Светлей прибавлена лампа, трогательней хватает игра Ники на скрипке. И весь этот вечер у них похож на канун светлого праздника. Люблю я заглянуть к ним в такие часы хоть на минутку: Ромео, вот провалиться мне, Ромео и Джульетта!.. Он играть, она петь. Наиграются, напоются и смотрят в глаза друг другу…
Но не всегда так-то ладится их житьишко. То чертова «наложница» (так он зовет старенькую свою двустволку) по выслеженной лисе, по наскочившему волку осечку даст, то промысел не задастся — белка «в другие места укатится», — глядит холодными очами избушка моих соседей.
Нет-нет да и поохает голодная Ефросинья Федотовна. И тогда Ника идет в Союз.
Еще па пороге радушно встретили его и друзья охотники, всегда околачивающиеся в Союзе, и член правления. Сразу легче у Ники становится на сердце. Треух заячий сбросил, обмел им обутки, крепко пожал всем руки, и, наравне с сытыми, начал точить лясы…
Гордей Гордеич замолк: набивал трубку табаком. Охотники молчали. Одновременно к трубке рассказчика протянули зажженные спички Тима Гускин и дядя Саша.
— А тут еще нагрянула на непокрытый двор Ники беда, — после первой затяжки продолжил рассказ Туголуков. — Сурок прошлой весной в цену вошел: повыбили его на ближних солнцепеках вчистую, и решил мой соседушка отправиться сурковать в глубь гор.
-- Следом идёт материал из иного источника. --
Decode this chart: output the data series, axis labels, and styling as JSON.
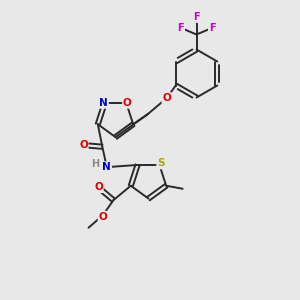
{
  "bg_color": "#e8e8e8",
  "bond_color": "#2a2a2a",
  "atom_colors": {
    "N": "#0000cc",
    "O": "#dd0000",
    "S": "#aaaa00",
    "F": "#cc00cc",
    "H": "#888888",
    "C": "#2a2a2a"
  },
  "lw": 1.4,
  "fs": 7.5
}
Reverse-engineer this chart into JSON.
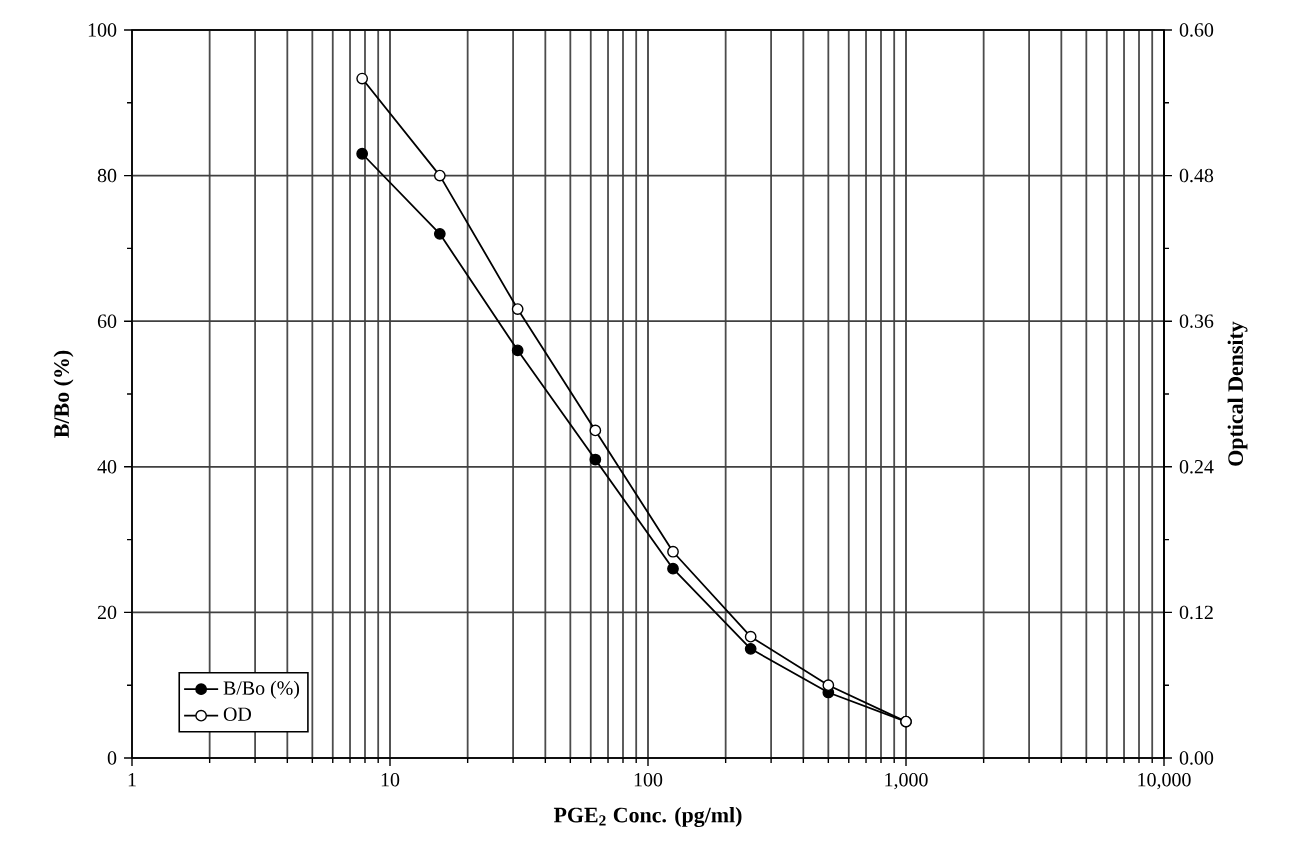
{
  "chart_data": {
    "type": "line",
    "xlabel": "PGE$_{2}$ Conc. (pg/ml)",
    "ylabel": "B/Bo (%)",
    "y2label": "Optical Density",
    "log": "x",
    "xlim": [
      1,
      10000
    ],
    "xticks": [
      1,
      10,
      100,
      {
        "value": 1000,
        "label": "1,000"
      },
      {
        "value": 10000,
        "label": "10,000"
      }
    ],
    "ylim": [
      0,
      100
    ],
    "yticks": [
      0,
      20,
      40,
      60,
      80,
      100
    ],
    "y2lim": [
      0,
      0.6
    ],
    "y2ticks": [
      {
        "value": 0,
        "label": "0.00"
      },
      0.12,
      0.24,
      0.36,
      0.48,
      {
        "value": 0.6,
        "label": "0.60"
      }
    ],
    "x": [
      7.8,
      15.6,
      31.25,
      62.5,
      125,
      250,
      500,
      1000
    ],
    "series": [
      {
        "name": "B/Bo (%)",
        "color": "#000000",
        "values": [
          83,
          72,
          56,
          41,
          26,
          15,
          9,
          5
        ]
      },
      {
        "name": "OD",
        "color": "#000000",
        "axis": "y2",
        "values": [
          0.56,
          0.48,
          0.37,
          0.27,
          0.17,
          0.1,
          0.06,
          0.03
        ]
      }
    ],
    "grid": true,
    "legend": "bottom left",
    "marker": "circle",
    "line_style": "solid"
  }
}
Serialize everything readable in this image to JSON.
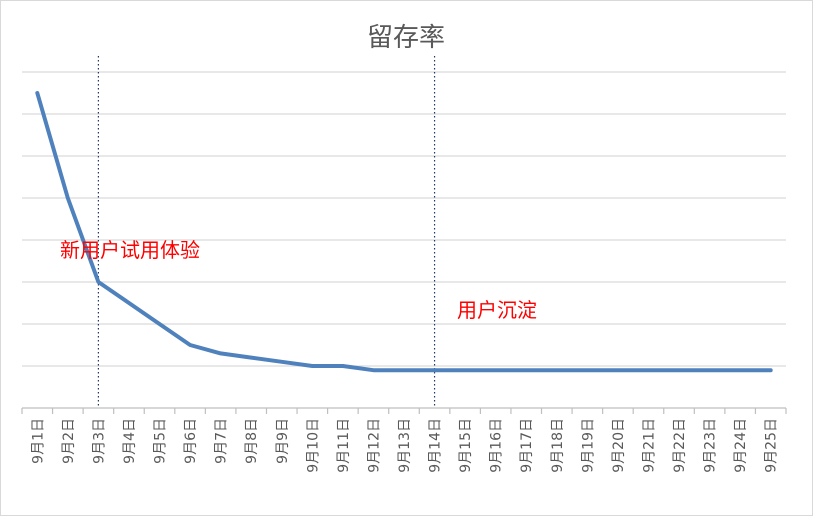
{
  "chart_data": {
    "type": "line",
    "title": "留存率",
    "categories": [
      "9月1日",
      "9月2日",
      "9月3日",
      "9月4日",
      "9月5日",
      "9月6日",
      "9月7日",
      "9月8日",
      "9月9日",
      "9月10日",
      "9月11日",
      "9月12日",
      "9月13日",
      "9月14日",
      "9月15日",
      "9月16日",
      "9月17日",
      "9月18日",
      "9月19日",
      "9月20日",
      "9月21日",
      "9月22日",
      "9月23日",
      "9月24日",
      "9月25日"
    ],
    "series": [
      {
        "values": [
          7.5,
          5.0,
          3.0,
          2.5,
          2.0,
          1.5,
          1.3,
          1.2,
          1.1,
          1.0,
          1.0,
          0.9,
          0.9,
          0.9,
          0.9,
          0.9,
          0.9,
          0.9,
          0.9,
          0.9,
          0.9,
          0.9,
          0.9,
          0.9,
          0.9
        ],
        "color": "#4f81bd"
      }
    ],
    "ylim": [
      0,
      8
    ],
    "grid": true,
    "y_tick_labels_shown": false,
    "annotations": [
      {
        "text": "新用户试用体验"
      },
      {
        "text": "用户沉淀"
      }
    ],
    "reference_lines": [
      {
        "x": "9月3日",
        "style": "dotted"
      },
      {
        "x": "9月14日",
        "style": "dotted"
      }
    ]
  }
}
Навьючил Дочу котелком, солью (сурочье мясо Ника у алтайцев есть выучился) и урезал по-сорочьи напрямки через хребет: все ему хотелось попутно байбаков пострелять.
С крутика и оступись Доча, да вниз головой — чуть хозяина не задавила. Попробовал Ника поднять кобылу — не поднимается. Да вместо сурочьих-то и притащил сосед мой шкуру Дочи. «Что сделаешь, что сделаешь, Фросинька! Не умрем — живы будем. Оно известно, обезлошадеть, как обезножеть… Но ничего не поделаешь, Фросинька. Опять же за шкуру хоть трешницу да дадут. А там утчешки, тетеревишки — перебьемся до осени, а осенью, сама знаешь, и у воробья пиво. Самое главное — носа только не вешать…»
Не видел я Нику хныкающим и недовольным. Но еще более прочно, чем дух, до удивления выносливо сухое, крепкое, как старый боб, жиловатое его тело. Долгое время я просто становился в тупик. Неуязвимость Ники к морозу, к слякостной чертоне́погоди с пронзительным дождем-косохлестом была для меня непостижимой, покуда он сам не открыл мне сего секрета.